# Thread: Proving continuity using the epsilon-delta criterion - question 2

1. ## Proving continuity using the epsilon-delta criterion - question 2

I figure the best way to see if i'm understanding this is to try it on another example:

Show that the function $\displaystyle f0, \infty) \rightarrow \mathbb{R}$ given by $\displaystyle f(x)=\frac{1}{x}$ is continuous using the usual $\displaystyle \epsilon-\delta$ definition.
(this is the following question).

$\displaystyle \forall \epsilon>0 \exists \delta_{\epsilon}: \forall x \in E: |x-x_0|< \delta_{\epsilon} \Rightarrow |f(x)-f(x_0)|< \epsilon$

In this case, $\displaystyle |f(x)-f(x_0)| < \epsilon$ is $\displaystyle |\frac{1}{x}-\frac{1}{x_0}| < \epsilon$.

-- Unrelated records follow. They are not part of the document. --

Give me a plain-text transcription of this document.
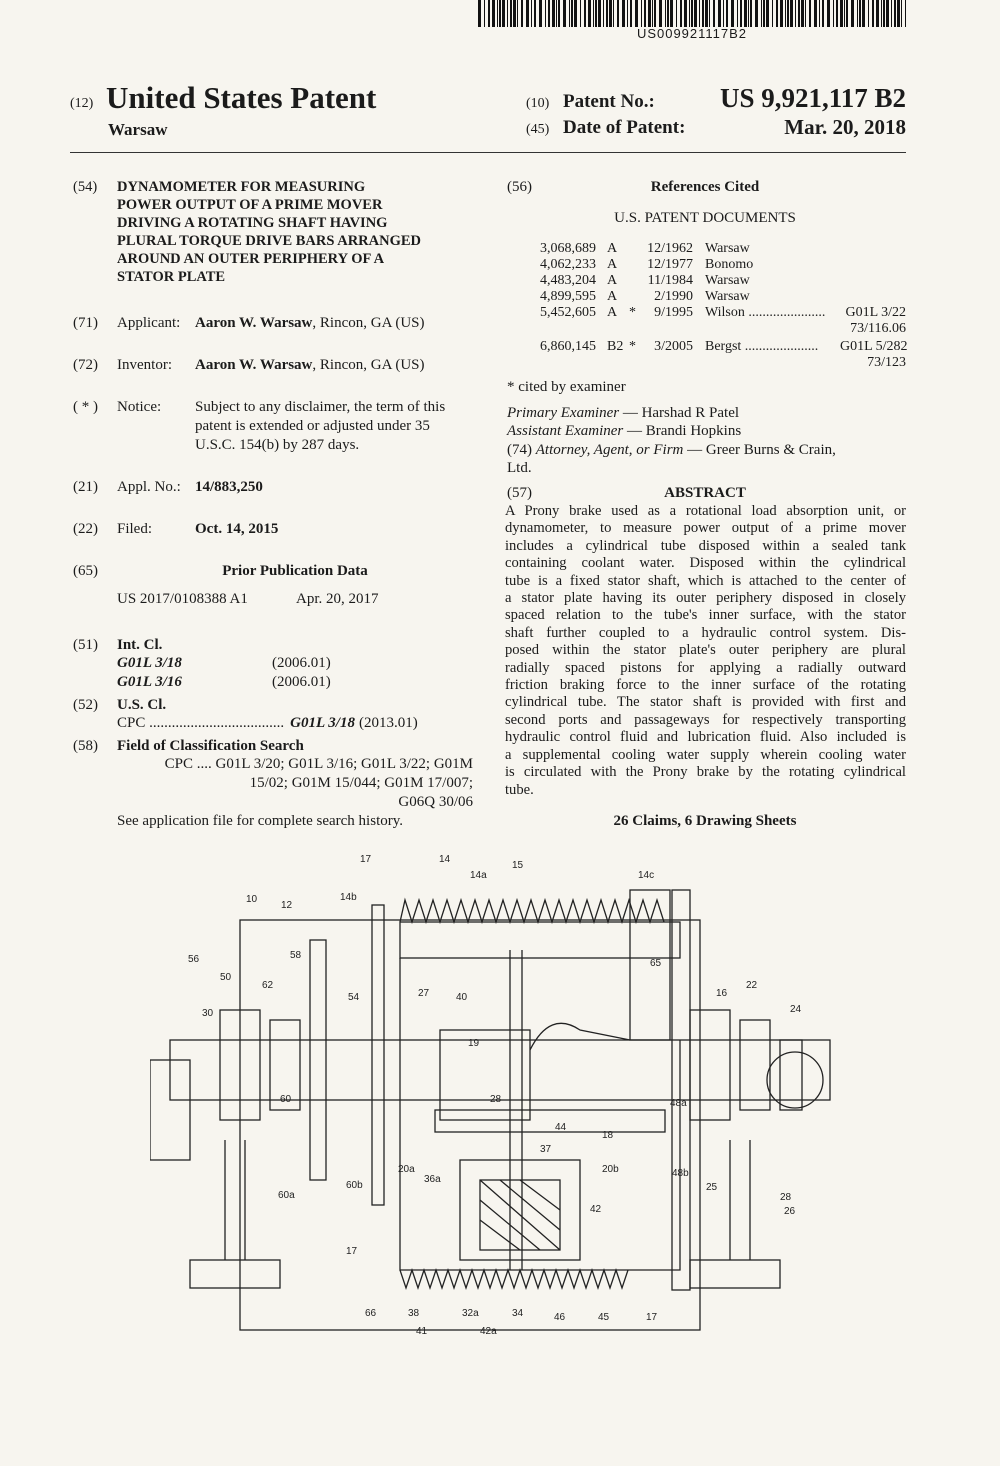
US009921117B2
(12) United States Patent
Warsaw
(10) Patent No.: US 9,921,117 B2
(45) Date of Patent:	Mar. 20, 2018
(54) DYNAMOMETER FOR MEASURING
POWER OUTPUT OF A PRIME MOVER
DRIVING A ROTATING SHAFT HAVING
PLURAL TORQUE DRIVE BARS ARRANGED
AROUND AN OUTER PERIPHERY OF A
STATOR PLATE
(71) Applicant: Aaron W. Warsaw, Rincon, GA (US)
(72) Inventor: Aaron W. Warsaw, Rincon, GA (US)
( * ) Notice: Subject to any disclaimer, the term of this
patent is extended or adjusted under 35
U.S.C. 154(b) by 287 days.
(21) Appl. No.: 14/883,250
(22) Filed:	Oct. 14, 2015
(65)	Prior Publication Data
US 2017/0108388 A1	Apr. 20, 2017
(51) Int. Cl.
G01L 3/18	(2006.01)
G01L 3/16	(2006.01)
(52) U.S. Cl.
CPC .................................... G01L 3/18 (2013.01)
(58) Field of Classification Search
CPC .... G01L 3/20; G01L 3/16; G01L 3/22; G01M
15/02; G01M 15/044; G01M 17/007;
G06Q 30/06
See application file for complete search history.
(56)	References Cited
U.S. PATENT DOCUMENTS
3,068,689 A 12/1962 Warsaw
4,062,233 A 12/1977 Bonomo
4,483,204 A 11/1984 Warsaw
4,899,595 A	2/1990 Warsaw
5,452,605 A *	9/1995 Wilson ......................	G01L 3/22
73/116.06
6,860,145 B2 *	3/2005 Bergst ..................... G01L 5/282
73/123
* cited by examiner
Primary Examiner — Harshad R Patel
Assistant Examiner — Brandi Hopkins
(74) Attorney, Agent, or Firm — Greer Burns & Crain,
Ltd.
(57)	ABSTRACT
A Prony brake used as a rotational load absorption unit, or
dynamometer, to measure power output of a prime mover
includes a cylindrical tube disposed within a sealed tank
containing coolant water. Disposed within the cylindrical
tube is a fixed stator shaft, which is attached to the center of
a stator plate having its outer periphery disposed in closely
spaced relation to the tube's inner surface, with the stator
shaft further coupled to a hydraulic control system. Dis-
posed within the stator plate's outer periphery are plural
radially spaced pistons for applying a radially outward
friction braking force to the inner surface of the rotating
cylindrical tube. The stator shaft is provided with first and
second ports and passageways for respectively transporting
hydraulic control fluid and lubrication fluid. Also included is
a supplemental cooling water supply wherein cooling water
is circulated with the Prony brake by the rotating cylindrical
tube.
26 Claims, 6 Drawing Sheets
17	14
14a
15
14c
10
12
14b
56	58
65
22
50
62
54	27	40	16
24
30
19
60	28	48a
44
18
37
20a	20b	48b
60a
60b
36a
25
28
26
42
17
66	38	32a	34	46	45	17
41	42a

Starting from $\displaystyle |x-x_0|<\delta_{\epsilon} \leq 1$

$\displaystyle \frac{|x-x_0|}{|-xx_0|} < \frac{\delta_{\epsilon}}{|-xx_0|}$ where $\displaystyle x,x_0 \neq 0$ (which is acceptable since $\displaystyle \frac{1}{x} \neq 0$)

$\displaystyle \frac{|x_0-x|}{|xx_0|}< \frac{\delta_{\epsilon}}{|xx_0|}$

$\displaystyle |\frac{1}{x}-\frac{1}{x_0}| < \frac{\delta_{\epsilon}}{|xx_0|}$

Let $\displaystyle \delta=min \left\{ 1, \frac{\epsilon}{|xx_0|} \right \}$ for any given $\displaystyle \epsilon>0$.

2. You cannot use x in the definition of $\displaystyle \delta_{\epsilon}$ but only $\displaystyle \epsilon$ and $\displaystyle x_0$

3. $\displaystyle |x-x_0|<\delta_{\epsilon} \leq 1$

$\displaystyle x_0-1<x<1+x_0$

Therefore:

$\displaystyle |\frac{1}{x}-\frac{1}{x_0}| < \frac{\delta_{\epsilon}}{|xx_0|}<\frac{\delta_{\ep silon}}{|(x_0-1)x_0|}$

Let $\displaystyle \delta=min \left\{ 1, \frac{\epsilon}{|(x_0-1)x_0|} \right \}$ for any given $\displaystyle \epsilon>0$.

4. First, because this is a new problem you should have started a new thread.

What you have done above has nothing to do with the correct proof.
Conceptually this particular type of problem is one of the most difficult.
As you did note if $\displaystyle s \in \left( {0,1} \right)\; \Rightarrow \;s \ne 0$.
Now we must do some preliminary work. $\displaystyle \frac{s}{2} > 0$ so we can say that
$\displaystyle \left| {x - s} \right| < \frac{s}{2}\; \Rightarrow \; - \frac{s}{2} < x - s < \frac{s} {2}\; \Rightarrow \;\frac{s}{2} < x$.
Because we are working with denominators we have $\displaystyle \frac{1}{x} < \frac{2}{s}$.

Follow this very closely. If $\displaystyle \varepsilon > 0$ then pick $\displaystyle \delta = \min \left\{ {\frac{s}{2},\frac{{\varepsilon s^2 }}{2}} \right\}$ so that
$\displaystyle \left| {x - s} \right| < \delta \, \Rightarrow \,\left| {\frac{1}{x} - \frac{1} {s}} \right| = \frac{{\left| {s - x} \right|}}{{xs}} < \frac{2}{s}\frac{\delta } {s} = \frac{{2s^2 \varepsilon }}{{s^2 2}} = \varepsilon$.